In one story, called “A Jungle Joke”, Tarzan foils the villagers’ plan to catch a lion, and in the process he switches the goat they’d used as bait with their witch-doctor; when they check the lion trap the next morning they indeed find they have captured a lion, and they also find the mutilated body of the witch-doctor (hee hee!). Later, after they take the captured lion back to their village, Tarzan frees the lion in such a way that about a dozen more villagers are mauled to death and one is eaten alive while Tarzan watches from a tree and giggles. This story once again is called “A Jungle Joke” and Tarzan is the protagonist who later became a popular leading man in films and television, including Disney.

Moving past the cringe-worthy racism that soaks through every page of this book, there are other flaws and head-scratchers that are much more entertaining and less awful and depressing. For example: Tarzan learns how to read by staring at books even though he doesn’t speak English (he doesn’t even speak human). He figures out what the word “God” means (in the Judeo-Christian sense of the word, as in omnipotent creator/giant beard in the sky), and goes on a quest to find God and beat him up (Tarzan is very macho).

One time, Tarzan stole tainted elephant meat from the villagers (in the process of which he shoved one of them into the stew pot for a good joke), and not knowing the meat was tainted he ate it, and then he tripped balls.
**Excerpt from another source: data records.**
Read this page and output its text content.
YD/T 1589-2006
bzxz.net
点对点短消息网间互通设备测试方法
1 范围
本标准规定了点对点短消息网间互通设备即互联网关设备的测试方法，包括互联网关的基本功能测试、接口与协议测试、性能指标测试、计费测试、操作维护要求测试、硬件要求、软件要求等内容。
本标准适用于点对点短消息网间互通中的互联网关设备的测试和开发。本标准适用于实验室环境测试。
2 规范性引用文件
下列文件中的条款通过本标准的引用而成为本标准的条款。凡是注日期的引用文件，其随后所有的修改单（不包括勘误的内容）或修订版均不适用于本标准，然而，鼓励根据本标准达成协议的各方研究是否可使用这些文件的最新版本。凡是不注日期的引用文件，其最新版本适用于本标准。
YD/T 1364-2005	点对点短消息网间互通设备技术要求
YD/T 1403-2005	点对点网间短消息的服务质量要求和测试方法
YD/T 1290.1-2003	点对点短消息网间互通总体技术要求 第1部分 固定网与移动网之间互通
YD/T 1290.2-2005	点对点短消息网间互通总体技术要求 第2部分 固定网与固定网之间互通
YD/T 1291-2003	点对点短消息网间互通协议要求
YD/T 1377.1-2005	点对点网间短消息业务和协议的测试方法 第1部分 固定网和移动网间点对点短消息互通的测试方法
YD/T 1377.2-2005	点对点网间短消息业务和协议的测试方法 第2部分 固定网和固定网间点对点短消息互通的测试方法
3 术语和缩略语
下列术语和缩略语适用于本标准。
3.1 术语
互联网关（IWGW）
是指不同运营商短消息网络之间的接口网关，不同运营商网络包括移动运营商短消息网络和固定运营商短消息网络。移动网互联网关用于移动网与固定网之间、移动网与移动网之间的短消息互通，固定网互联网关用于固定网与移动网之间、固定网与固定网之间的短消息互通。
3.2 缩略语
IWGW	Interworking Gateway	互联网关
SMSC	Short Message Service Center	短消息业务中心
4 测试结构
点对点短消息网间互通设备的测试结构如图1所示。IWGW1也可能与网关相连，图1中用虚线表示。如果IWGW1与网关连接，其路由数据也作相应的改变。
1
Tarzan isn’t all about killing black guys and biting animals to death. He also learns about the meaning of family and parenthood. Tarzan wants very badly to have a baby to care for, and after he realizes he can’t make one with one of his she-ape family members, he decides to steal one from the black villagers. To his credit, Tarzan realizes (eventually, after the kid is almost eaten by hyenas because of Tarzan) that the child should be with his own mother, even if she is ugly and black with gross stuff in her face.
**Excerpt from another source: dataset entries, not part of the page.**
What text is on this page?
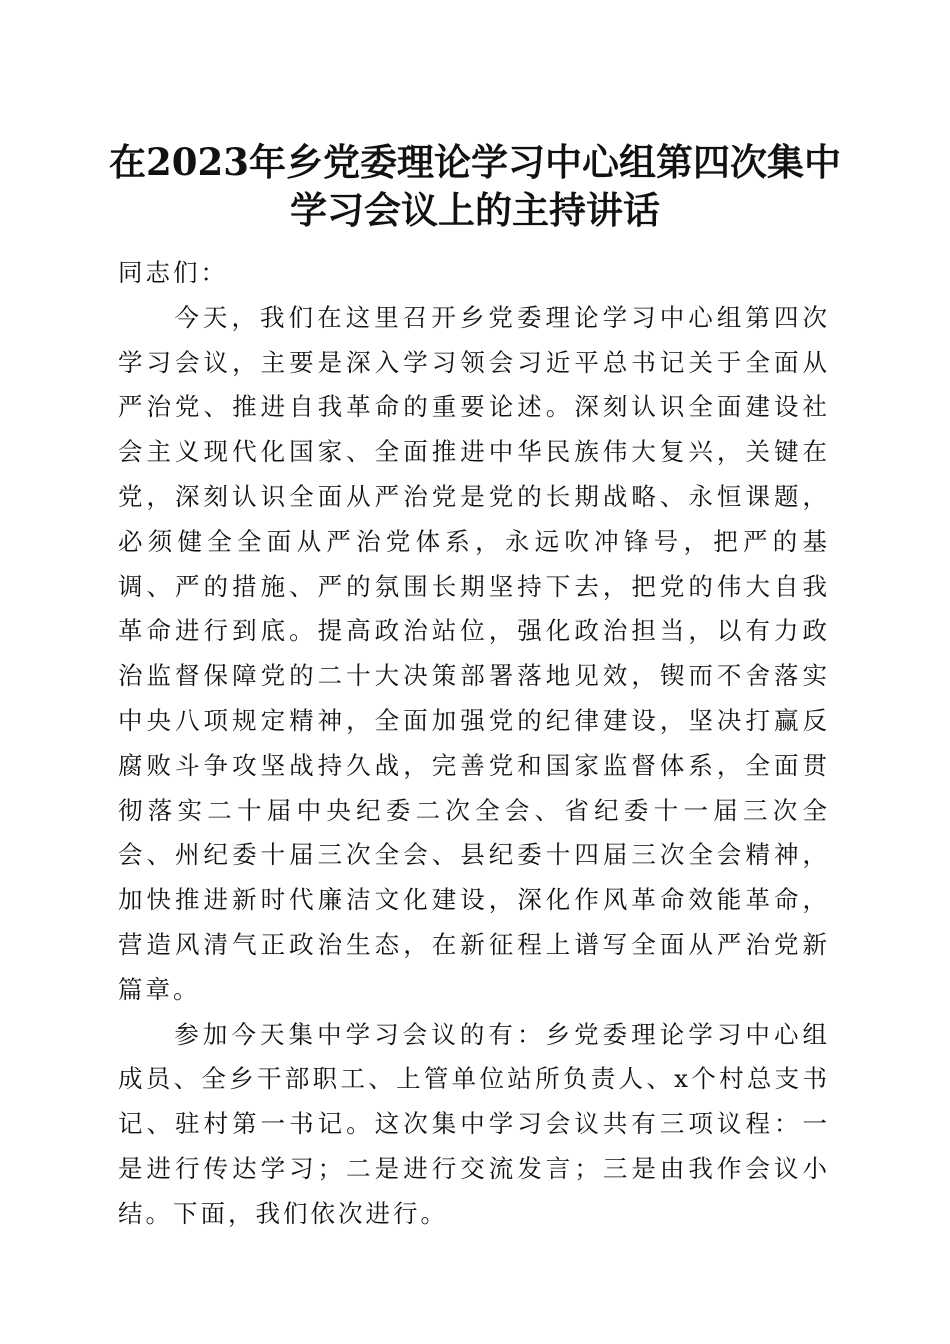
在2023年乡党委理论学习中心组第四次集中
学习会议上的主持讲话

同志们：

今天，我们在这里召开乡党委理论学习中心组第四次学习会议，主要是深入学习领会习近平总书记关于全面从严治党、推进自我革命的重要论述。深刻认识全面建设社会主义现代化国家、全面推进中华民族伟大复兴，关键在党，深刻认识全面从严治党是党的长期战略、永恒课题，必须健全全面从严治党体系，永远吹冲锋号，把严的基调、严的措施、严的氛围长期坚持下去，把党的伟大自我革命进行到底。提高政治站位，强化政治担当，以有力政治监督保障党的二十大决策部署落地见效，锲而不舍落实中央八项规定精神，全面加强党的纪律建设，坚决打赢反腐败斗争攻坚战持久战，完善党和国家监督体系，全面贯彻落实二十届中央纪委二次全会、省纪委十一届三次全会、州纪委十届三次全会、县纪委十四届三次全会精神，加快推进新时代廉洁文化建设，深化作风革命效能革命，营造风清气正政治生态，在新征程上谱写全面从严治党新篇章。

参加今天集中学习会议的有：乡党委理论学习中心组成员、全乡干部职工、上管单位站所负责人、x个村总支书记、驻村第一书记。这次集中学习会议共有三项议程：一是进行传达学习；二是进行交流发言；三是由我作会议小结。下面，我们依次进行。
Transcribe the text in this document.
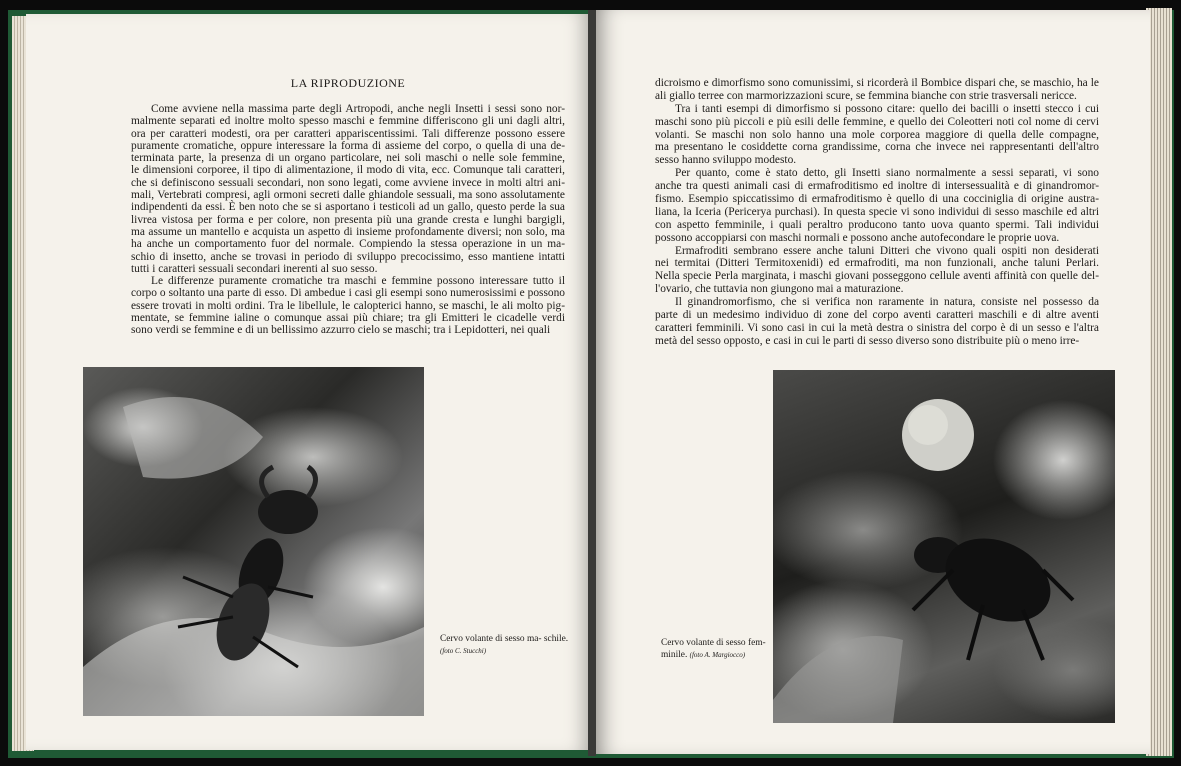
LA RIPRODUZIONE
Come avviene nella massima parte degli Artropodi, anche negli Insetti i sessi sono nor-
malmente separati ed inoltre molto spesso maschi e femmine differiscono gli uni dagli altri,
ora per caratteri modesti, ora per caratteri appariscentissimi. Tali differenze possono essere
puramente cromatiche, oppure interessare la forma di assieme del corpo, o quella di una de-
terminata parte, la presenza di un organo particolare, nei soli maschi o nelle sole femmine,
le dimensioni corporee, il tipo di alimentazione, il modo di vita, ecc. Comunque tali caratteri,
che si definiscono sessuali secondari, non sono legati, come avviene invece in molti altri ani-
mali, Vertebrati compresi, agli ormoni secreti dalle ghiandole sessuali, ma sono assolutamente
indipendenti da essi. È ben noto che se si asportano i testicoli ad un gallo, questo perde la sua
livrea vistosa per forma e per colore, non presenta più una grande cresta e lunghi bargigli,
ma assume un mantello e acquista un aspetto di insieme profondamente diversi; non solo, ma
ha anche un comportamento fuor del normale. Compiendo la stessa operazione in un ma-
schio di insetto, anche se trovasi in periodo di sviluppo precocissimo, esso mantiene intatti
tutti i caratteri sessuali secondari inerenti al suo sesso.
Le differenze puramente cromatiche tra maschi e femmine possono interessare tutto il
corpo o soltanto una parte di esso. Di ambedue i casi gli esempi sono numerosissimi e possono
essere trovati in molti ordini. Tra le libellule, le calopterici hanno, se maschi, le ali molto pig-
mentate, se femmine ialine o comunque assai più chiare; tra gli Emitteri le cicadelle verdi
sono verdi se femmine e di un bellissimo azzurro cielo se maschi; tra i Lepidotteri, nei quali
dicroismo e dimorfismo sono comunissimi, si ricorderà il Bombice dispari che, se maschio, ha le
ali giallo terree con marmorizzazioni scure, se femmina bianche con strie trasversali nericce.
Tra i tanti esempi di dimorfismo si possono citare: quello dei bacilli o insetti stecco i cui
maschi sono più piccoli e più esili delle femmine, e quello dei Coleotteri noti col nome di cervi
volanti. Se maschi non solo hanno una mole corporea maggiore di quella delle compagne,
ma presentano le cosiddette corna grandissime, corna che invece nei rappresentanti dell'altro
sesso hanno sviluppo modesto.
Per quanto, come è stato detto, gli Insetti siano normalmente a sessi separati, vi sono
anche tra questi animali casi di ermafroditismo ed inoltre di intersessualità e di ginandromor-
fismo. Esempio spiccatissimo di ermafroditismo è quello di una cocciniglia di origine austra-
liana, la Iceria (Pericerya purchasi). In questa specie vi sono individui di sesso maschile ed altri
con aspetto femminile, i quali peraltro producono tanto uova quanto spermi. Tali individui
possono accoppiarsi con maschi normali e possono anche autofecondare le proprie uova.
Ermafroditi sembrano essere anche taluni Ditteri che vivono quali ospiti non desiderati
nei termitai (Ditteri Termitoxenidi) ed ermafroditi, ma non funzionali, anche taluni Perlari.
Nella specie Perla marginata, i maschi giovani posseggono cellule aventi affinità con quelle del-
l'ovario, che tuttavia non giungono mai a maturazione.
Il ginandromorfismo, che si verifica non raramente in natura, consiste nel possesso da
parte di un medesimo individuo di zone del corpo aventi caratteri maschili e di altre aventi
caratteri femminili. Vi sono casi in cui la metà destra o sinistra del corpo è di un sesso e l'altra
metà del sesso opposto, e casi in cui le parti di sesso diverso sono distribuite più o meno irre-
Cervo volante di sesso ma- schile. (foto C. Stucchi)
Cervo volante di sesso fem- minile. (foto A. Margiocco)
Did I say this book made me laugh? Well, it did, but only until about halfway through. By the fifth or sixth story I stopped laughing and started wondering more or less “What the fuck?” I mean, Burroughs isn’t the worst writer ever, his language is somewhat eloquent and he really likes to use words like “thews” and “spoor”, which was amusing for a while. And the logical inconsistencies and Burroughs’ obvious and total lack of knowledge about the jungle was good for a few giggles (lions, apes, people, hyenas, elephants, panthers, gorillas and rhinoceroses all living essentially on top of one another in the jungle…lions in the jungle? Oh and Tarzan’s ape tribe have a verbal language well-developed enough to discuss concepts like God, and did I mention Tarzan learned what the word “God” meant by staring at a book for a long time?). But the laughs began to wear thin around the time Tarzan fed the outcast leper to the leper’s own pet hyenas, and I finished the book as quickly as possible, racing through the last story wherein Tarzan becomes head of his ape tribe by rescuing the moon from a lion in the sky (say what?).